Uma mémoire du futur, un désir et une foi, l'impulsion ultime pour dominer la contingence et déterminer tous les paramètres possibles de la réalité, la transformer par la force, « par les puissances universelles de l'enfer » disait le dictateur latino-américain, avec son propre type de fascisme, au sens figuré du rêve, cauchemar, de Terre en transe. Une mémoire déterminée, fixée aux pierres, aux bâtons, aux balles et à la bombe atomique, du futur. Exactement l'image, la mémoire du futur, comme quelqu'un qui ne sait plus s'il faut rêver, délire ou vivre le cauchemar, que Wilfred Bion s'est d'abord formée pour la psychanalyse, en évoquant dans un roman à la fin de sa vie l'expérience hallucinée d'avoir pilotait un char de guerre anglais, machine de protection et de destruction massive à la fois, de la l’héroïsme excité des États capitalistes impériaux modernes, dans un camp d'extermination pour deux millions de jeunes morts, dans les plaines de Belgique au cœur de la Première Guerre mondiale. Ce n'est peut-être pas un hasard si Walter Benjamin a tant insisté, dans ses écrits visionnaires et forts, sur le fait que le rêve antifasciste devait par nature être une enquête dialectique sur le passé, en fait, comme le voulait Freud, et non un quelconque ordre de détermination de l'avenir.
*Contes Ab´Sáber Il est professeur au Département de philosophie de l'Unifesp. Auteur, entre autres livres, de Le soldat anthropophage : esclavage et non-pensée au Brésil (Hedra). [https://amzn.to/4ay2e2g]

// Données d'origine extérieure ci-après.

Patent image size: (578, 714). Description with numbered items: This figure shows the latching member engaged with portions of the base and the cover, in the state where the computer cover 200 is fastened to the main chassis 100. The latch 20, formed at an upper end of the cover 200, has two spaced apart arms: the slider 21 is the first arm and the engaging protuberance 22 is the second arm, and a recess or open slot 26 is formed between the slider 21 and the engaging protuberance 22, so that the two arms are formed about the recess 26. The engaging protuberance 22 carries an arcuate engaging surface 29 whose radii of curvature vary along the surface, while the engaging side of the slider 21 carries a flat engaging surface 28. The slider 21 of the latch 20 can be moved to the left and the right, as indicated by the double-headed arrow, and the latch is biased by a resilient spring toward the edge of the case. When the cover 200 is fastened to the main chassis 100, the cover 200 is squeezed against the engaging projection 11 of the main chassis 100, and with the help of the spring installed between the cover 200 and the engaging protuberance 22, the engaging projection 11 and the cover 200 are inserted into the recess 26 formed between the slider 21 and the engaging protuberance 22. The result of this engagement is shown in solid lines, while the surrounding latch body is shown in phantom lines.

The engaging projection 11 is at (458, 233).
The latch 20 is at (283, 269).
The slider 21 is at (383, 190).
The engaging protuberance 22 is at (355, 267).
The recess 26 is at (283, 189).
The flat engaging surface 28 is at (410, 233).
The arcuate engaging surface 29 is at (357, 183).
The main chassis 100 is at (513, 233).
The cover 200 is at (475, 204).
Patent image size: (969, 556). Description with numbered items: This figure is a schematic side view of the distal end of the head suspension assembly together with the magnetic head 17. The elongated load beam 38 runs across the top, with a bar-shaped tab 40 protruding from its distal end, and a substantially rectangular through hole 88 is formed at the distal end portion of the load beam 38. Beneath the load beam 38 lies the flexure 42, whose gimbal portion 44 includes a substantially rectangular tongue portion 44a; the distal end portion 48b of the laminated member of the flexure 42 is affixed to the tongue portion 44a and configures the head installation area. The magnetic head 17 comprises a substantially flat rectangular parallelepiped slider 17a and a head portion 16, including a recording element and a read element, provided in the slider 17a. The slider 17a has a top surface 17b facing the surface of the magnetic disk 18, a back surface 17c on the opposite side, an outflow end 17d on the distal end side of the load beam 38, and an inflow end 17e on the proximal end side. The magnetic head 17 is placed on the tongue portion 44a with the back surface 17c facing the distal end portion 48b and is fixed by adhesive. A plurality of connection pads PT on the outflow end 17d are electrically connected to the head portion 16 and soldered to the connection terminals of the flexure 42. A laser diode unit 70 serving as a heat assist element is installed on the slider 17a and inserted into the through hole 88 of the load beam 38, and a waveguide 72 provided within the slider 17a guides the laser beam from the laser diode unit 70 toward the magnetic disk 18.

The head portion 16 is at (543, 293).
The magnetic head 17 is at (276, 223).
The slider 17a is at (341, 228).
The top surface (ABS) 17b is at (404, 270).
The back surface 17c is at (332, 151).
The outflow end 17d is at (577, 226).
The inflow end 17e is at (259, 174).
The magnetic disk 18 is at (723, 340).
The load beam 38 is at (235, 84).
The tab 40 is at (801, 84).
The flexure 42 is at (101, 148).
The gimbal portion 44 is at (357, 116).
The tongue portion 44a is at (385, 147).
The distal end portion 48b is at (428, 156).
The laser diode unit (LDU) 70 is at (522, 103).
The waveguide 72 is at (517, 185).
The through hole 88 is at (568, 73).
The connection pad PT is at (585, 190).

Une version antérieure de cette étude a été publiée dans Michel Temer et le fascisme commun, São Paulo : Hedra, 2017.
notes
[I] Victor Klemperer, LTI, la langue du troisième reich, São Paulo : Contraponto, 2009, p. 42.
[Ii] Umberto Eco, « Ur Fascismo (Le fascisme éternel) », https://groups.google.com/forum/#!topic/livros_online/NFN0ye-94xA
[Iii] Charlotte Beradt, Rêves sous le Troisième Reich, São Paulo : Três Estrelas, 2017, p. 78.
[Iv] Victor Klemperer, op. cit..
[V] Au-delà des bases du plaisir 1920.
[Vi] Charlotte Bérardt, sur. cit., p. 79 80.